Workplace Safety and Insurance Board (WSIB) premiums
The WSIB maintains an insurance fund that is made up of annual premiums paid by employers. An employer’s premium payments are based on the WSIB’s classification of the employer’s business activity (which determines the premium rate) and the employer’s total insurable payroll. The annual premium paid by an employer is equal to its annual insurable earnings (payroll costs), multiplied by the premium rate, and divided by 100.

Annual Insurable Earnings x Premium Rate
______________________________________________ = Premium
100

Each fall, the WSIB sets the premium rate for each rate group, and announces the maximum insurable amount of workers’ earnings, for the following calendar year. Employers pay premiums only up to the insurable amount.

The WSIB has provided an “Insurable earnings and premium estimator” for the construction industry on its website to enable individuals to get a general idea about how much they may owe in premiums.

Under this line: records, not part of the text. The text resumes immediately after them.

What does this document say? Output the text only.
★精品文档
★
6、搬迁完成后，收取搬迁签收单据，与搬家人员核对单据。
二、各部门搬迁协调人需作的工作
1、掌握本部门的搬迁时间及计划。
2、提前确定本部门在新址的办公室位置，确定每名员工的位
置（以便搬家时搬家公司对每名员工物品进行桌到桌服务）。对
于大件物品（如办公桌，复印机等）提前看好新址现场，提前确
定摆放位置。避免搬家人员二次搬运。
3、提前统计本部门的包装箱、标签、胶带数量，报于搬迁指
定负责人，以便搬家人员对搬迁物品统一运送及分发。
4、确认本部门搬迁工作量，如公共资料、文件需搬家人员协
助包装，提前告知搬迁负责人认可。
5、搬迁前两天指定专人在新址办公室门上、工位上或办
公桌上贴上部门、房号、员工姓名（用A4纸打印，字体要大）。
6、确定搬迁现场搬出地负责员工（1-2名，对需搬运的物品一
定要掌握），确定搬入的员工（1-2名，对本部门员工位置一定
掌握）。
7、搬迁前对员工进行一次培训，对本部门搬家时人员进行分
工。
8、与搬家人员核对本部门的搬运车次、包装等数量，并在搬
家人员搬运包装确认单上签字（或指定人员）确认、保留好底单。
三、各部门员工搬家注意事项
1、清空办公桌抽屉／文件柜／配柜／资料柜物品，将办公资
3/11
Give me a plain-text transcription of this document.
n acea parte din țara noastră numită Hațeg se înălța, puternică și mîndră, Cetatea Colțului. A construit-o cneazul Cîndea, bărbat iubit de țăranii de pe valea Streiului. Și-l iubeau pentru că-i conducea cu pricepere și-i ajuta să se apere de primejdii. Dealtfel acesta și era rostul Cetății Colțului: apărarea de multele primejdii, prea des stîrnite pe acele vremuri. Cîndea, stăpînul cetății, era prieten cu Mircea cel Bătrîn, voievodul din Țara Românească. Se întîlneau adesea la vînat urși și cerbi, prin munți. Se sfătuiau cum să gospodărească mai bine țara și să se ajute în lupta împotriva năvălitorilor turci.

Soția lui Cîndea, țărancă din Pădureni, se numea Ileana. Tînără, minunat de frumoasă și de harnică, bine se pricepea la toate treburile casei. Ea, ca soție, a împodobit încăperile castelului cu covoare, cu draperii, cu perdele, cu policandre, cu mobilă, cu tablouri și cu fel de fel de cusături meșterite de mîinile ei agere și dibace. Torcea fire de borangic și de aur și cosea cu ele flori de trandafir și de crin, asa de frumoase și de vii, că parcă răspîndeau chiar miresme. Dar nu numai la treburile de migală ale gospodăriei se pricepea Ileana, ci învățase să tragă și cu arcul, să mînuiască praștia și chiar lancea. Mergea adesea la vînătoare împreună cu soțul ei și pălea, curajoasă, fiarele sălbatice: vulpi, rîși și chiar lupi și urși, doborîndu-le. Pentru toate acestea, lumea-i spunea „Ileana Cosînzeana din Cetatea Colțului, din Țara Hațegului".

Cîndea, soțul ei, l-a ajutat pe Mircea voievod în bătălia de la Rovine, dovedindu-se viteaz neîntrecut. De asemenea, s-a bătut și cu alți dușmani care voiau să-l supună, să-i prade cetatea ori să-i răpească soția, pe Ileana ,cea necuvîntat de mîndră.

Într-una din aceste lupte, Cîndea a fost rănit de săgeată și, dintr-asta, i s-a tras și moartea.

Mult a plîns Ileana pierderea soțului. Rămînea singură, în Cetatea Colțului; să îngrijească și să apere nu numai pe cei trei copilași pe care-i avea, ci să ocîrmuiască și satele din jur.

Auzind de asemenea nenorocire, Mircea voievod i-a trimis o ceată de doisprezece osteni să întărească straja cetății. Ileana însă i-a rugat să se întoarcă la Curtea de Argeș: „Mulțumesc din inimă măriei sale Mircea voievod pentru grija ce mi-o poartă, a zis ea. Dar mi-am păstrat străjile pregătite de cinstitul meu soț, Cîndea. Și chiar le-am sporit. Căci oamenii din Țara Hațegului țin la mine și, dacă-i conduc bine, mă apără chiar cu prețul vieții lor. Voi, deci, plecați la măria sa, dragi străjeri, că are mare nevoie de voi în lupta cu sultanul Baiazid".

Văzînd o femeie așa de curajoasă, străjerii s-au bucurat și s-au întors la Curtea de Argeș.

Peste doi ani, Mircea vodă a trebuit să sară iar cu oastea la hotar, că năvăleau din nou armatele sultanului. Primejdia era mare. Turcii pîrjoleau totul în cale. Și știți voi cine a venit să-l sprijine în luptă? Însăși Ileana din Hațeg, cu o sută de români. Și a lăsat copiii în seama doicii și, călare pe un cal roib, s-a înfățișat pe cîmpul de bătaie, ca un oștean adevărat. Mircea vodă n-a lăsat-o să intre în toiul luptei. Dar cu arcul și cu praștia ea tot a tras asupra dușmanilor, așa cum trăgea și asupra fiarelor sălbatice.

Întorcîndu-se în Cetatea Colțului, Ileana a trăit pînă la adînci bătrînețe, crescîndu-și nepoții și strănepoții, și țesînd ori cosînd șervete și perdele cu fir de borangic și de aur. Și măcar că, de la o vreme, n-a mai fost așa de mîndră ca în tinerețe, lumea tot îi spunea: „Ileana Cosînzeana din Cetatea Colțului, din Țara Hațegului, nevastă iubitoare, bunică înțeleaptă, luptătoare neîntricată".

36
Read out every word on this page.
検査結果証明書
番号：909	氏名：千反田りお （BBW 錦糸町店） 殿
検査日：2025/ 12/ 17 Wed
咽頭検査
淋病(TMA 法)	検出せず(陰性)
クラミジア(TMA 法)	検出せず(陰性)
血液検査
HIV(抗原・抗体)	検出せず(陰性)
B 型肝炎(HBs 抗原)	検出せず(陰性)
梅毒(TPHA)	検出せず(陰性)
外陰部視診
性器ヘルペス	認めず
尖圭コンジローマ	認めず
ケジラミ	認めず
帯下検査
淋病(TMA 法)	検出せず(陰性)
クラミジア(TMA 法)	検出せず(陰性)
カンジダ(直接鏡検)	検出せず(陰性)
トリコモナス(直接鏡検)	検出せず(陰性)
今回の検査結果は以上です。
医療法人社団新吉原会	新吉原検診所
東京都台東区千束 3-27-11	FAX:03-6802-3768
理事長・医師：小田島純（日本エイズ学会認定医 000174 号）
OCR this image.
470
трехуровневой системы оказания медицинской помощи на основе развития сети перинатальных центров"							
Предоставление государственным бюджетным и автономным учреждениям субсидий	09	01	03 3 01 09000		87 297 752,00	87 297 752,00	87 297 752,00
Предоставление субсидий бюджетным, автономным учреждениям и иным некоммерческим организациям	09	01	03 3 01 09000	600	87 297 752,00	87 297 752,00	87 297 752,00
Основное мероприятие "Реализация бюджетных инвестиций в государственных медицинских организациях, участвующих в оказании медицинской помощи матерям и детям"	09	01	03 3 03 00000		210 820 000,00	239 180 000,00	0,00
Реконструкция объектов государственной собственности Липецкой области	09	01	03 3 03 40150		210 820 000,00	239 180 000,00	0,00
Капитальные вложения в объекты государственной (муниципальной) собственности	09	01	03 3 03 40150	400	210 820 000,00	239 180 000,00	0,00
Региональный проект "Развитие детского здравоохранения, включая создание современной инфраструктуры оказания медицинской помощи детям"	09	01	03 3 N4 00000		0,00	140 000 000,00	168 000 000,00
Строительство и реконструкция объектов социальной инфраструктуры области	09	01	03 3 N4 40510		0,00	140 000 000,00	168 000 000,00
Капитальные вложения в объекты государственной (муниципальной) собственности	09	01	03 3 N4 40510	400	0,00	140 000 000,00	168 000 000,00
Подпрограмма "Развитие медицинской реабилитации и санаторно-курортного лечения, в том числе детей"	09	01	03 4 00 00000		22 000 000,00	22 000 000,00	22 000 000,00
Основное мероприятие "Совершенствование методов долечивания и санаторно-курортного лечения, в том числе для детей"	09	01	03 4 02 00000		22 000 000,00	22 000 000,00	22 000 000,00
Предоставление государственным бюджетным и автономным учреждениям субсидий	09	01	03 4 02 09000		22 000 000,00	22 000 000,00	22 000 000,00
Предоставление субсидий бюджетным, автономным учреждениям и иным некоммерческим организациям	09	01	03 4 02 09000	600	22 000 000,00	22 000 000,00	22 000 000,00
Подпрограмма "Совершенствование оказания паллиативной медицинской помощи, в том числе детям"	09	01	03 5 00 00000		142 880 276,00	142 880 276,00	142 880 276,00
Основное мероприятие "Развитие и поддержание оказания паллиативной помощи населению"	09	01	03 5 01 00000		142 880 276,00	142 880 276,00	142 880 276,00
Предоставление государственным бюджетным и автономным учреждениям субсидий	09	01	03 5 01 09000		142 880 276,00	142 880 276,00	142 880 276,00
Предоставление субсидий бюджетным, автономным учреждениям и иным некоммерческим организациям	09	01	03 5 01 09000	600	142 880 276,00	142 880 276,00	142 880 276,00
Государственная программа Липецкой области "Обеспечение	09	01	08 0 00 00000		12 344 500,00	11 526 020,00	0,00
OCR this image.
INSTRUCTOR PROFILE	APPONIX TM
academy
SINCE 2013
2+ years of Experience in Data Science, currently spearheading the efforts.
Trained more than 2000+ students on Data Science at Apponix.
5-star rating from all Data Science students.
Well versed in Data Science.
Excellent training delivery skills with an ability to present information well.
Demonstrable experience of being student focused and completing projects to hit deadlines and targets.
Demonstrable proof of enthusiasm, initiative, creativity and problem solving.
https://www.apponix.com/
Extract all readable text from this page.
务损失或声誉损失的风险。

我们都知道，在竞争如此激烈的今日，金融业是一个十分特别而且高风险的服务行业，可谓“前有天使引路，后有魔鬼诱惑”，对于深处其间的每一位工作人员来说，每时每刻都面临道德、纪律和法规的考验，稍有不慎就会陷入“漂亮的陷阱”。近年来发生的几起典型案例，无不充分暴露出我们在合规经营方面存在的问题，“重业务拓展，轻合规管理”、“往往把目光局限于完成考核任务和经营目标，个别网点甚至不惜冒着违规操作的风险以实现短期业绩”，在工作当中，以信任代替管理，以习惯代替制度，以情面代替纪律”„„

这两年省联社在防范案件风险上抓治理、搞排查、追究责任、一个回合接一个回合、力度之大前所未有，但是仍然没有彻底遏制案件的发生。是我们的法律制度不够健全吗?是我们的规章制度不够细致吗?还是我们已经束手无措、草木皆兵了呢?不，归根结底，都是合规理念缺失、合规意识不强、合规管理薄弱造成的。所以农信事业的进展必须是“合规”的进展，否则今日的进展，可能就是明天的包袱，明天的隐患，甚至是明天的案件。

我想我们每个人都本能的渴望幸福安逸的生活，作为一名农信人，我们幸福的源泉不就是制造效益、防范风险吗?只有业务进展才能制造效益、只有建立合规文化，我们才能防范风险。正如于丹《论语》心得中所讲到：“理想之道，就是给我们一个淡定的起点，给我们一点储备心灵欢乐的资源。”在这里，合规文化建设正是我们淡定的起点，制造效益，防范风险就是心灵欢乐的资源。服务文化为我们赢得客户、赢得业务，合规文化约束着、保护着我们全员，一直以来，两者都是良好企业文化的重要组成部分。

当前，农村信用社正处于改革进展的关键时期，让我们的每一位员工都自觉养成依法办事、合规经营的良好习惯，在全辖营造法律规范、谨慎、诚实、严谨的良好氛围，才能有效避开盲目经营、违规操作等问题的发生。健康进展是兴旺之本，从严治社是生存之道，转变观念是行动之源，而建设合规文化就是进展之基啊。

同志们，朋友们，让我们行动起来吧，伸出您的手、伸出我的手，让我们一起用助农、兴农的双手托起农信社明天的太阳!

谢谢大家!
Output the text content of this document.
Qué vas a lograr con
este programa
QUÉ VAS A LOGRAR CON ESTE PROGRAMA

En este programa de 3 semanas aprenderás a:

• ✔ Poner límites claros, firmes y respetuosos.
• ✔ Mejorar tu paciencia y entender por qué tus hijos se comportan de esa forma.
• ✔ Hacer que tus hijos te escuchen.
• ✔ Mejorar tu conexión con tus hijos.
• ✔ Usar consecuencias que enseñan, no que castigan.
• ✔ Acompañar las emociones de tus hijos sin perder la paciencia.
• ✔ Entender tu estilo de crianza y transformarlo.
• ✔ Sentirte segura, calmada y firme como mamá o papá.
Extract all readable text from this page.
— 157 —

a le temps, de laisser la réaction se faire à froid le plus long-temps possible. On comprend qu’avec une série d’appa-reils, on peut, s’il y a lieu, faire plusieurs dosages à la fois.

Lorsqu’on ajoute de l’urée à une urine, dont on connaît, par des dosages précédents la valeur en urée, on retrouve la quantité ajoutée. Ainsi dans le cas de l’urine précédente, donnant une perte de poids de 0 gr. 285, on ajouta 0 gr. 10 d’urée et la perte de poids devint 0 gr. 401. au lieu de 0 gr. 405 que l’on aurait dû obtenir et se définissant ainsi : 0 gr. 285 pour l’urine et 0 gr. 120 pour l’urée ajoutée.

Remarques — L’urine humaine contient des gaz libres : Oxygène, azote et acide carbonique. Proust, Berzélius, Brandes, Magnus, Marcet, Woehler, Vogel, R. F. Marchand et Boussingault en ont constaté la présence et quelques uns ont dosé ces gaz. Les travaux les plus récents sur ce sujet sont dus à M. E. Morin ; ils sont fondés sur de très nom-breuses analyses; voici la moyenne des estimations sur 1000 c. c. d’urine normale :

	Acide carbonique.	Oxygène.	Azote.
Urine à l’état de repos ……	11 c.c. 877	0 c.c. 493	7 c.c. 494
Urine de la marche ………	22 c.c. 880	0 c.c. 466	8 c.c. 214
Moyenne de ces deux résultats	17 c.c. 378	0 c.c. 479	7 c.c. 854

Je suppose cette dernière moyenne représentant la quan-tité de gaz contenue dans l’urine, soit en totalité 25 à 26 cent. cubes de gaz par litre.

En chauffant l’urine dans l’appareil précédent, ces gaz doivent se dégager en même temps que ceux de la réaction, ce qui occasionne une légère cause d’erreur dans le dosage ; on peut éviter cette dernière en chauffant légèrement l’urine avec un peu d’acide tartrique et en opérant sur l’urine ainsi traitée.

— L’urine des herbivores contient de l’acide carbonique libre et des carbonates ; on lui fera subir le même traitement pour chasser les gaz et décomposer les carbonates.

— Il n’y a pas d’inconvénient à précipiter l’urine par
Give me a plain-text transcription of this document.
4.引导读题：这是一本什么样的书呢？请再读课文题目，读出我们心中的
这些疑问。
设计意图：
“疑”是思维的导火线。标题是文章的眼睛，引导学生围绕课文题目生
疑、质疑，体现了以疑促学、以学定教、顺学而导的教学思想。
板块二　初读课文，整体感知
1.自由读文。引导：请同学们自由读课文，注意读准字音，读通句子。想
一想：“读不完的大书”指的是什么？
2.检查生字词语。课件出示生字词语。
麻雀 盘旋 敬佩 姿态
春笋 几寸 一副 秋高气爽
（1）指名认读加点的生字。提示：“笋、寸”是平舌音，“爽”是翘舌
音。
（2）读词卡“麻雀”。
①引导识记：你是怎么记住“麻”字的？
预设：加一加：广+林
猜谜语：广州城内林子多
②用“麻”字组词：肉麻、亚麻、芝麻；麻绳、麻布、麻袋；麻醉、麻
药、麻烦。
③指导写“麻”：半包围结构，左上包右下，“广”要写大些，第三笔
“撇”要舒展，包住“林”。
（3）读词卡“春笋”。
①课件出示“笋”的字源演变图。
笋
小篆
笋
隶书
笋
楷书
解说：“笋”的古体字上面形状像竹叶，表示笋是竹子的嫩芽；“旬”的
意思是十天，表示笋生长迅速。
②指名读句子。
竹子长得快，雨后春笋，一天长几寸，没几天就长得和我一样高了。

Premiums for Non-Exempt Partners and Executive Officers in Construction
Insurable earnings of executive officers include employment income reported to the Canada Revenue Agency (CRA) on Forms T4, T4A, T5, and director fees. Non-exempt partners and executive officers who do not perform construction work may qualify for a reduced premium rate. Applicants for this rate need to complete and submit the “Request for Rate Group 755, Non-Exempt Partners and Executive Officers in Construction” Form 1209WA in order to be considered.

Premiums for Independent Operators (IOs)
IOs in the construction industry who are engaged in both commercial work and home renovations must report all construction earnings to the WSIB as insurable earnings.

For IOs, insurable earnings will be calculated in one of three ways:

  1. If the business records, invoices, or written contracts accurately identify the labour portion of the contract, the WSIB considers the labour portion to be the IO’s gross insurable earnings.
  2. If the business records do not accurately identify the labour portion of the contract and there is no evidence that the contractor provided major materials and/or heavy construction equipment, the WSIB considers 100% of the value of the contract to be the IO’s gross insurable earnings for reporting purposes.
  3. If the business records do not accurately identify the labour portion of the contract and it can be shown that the IO supplied major materials and/or heavy construction equipment, the WSIB will allow the principal to identify the labour portion of the contract as follows.
  • If the IO provides labour and major materials, the IO reports 60% of the contract value as gross insurable earnings.
  • If the IO provides labour and heavy construction equipment, either with or without major materials, the IO reports 33 1/3% of the contract value as gross insurable earnings.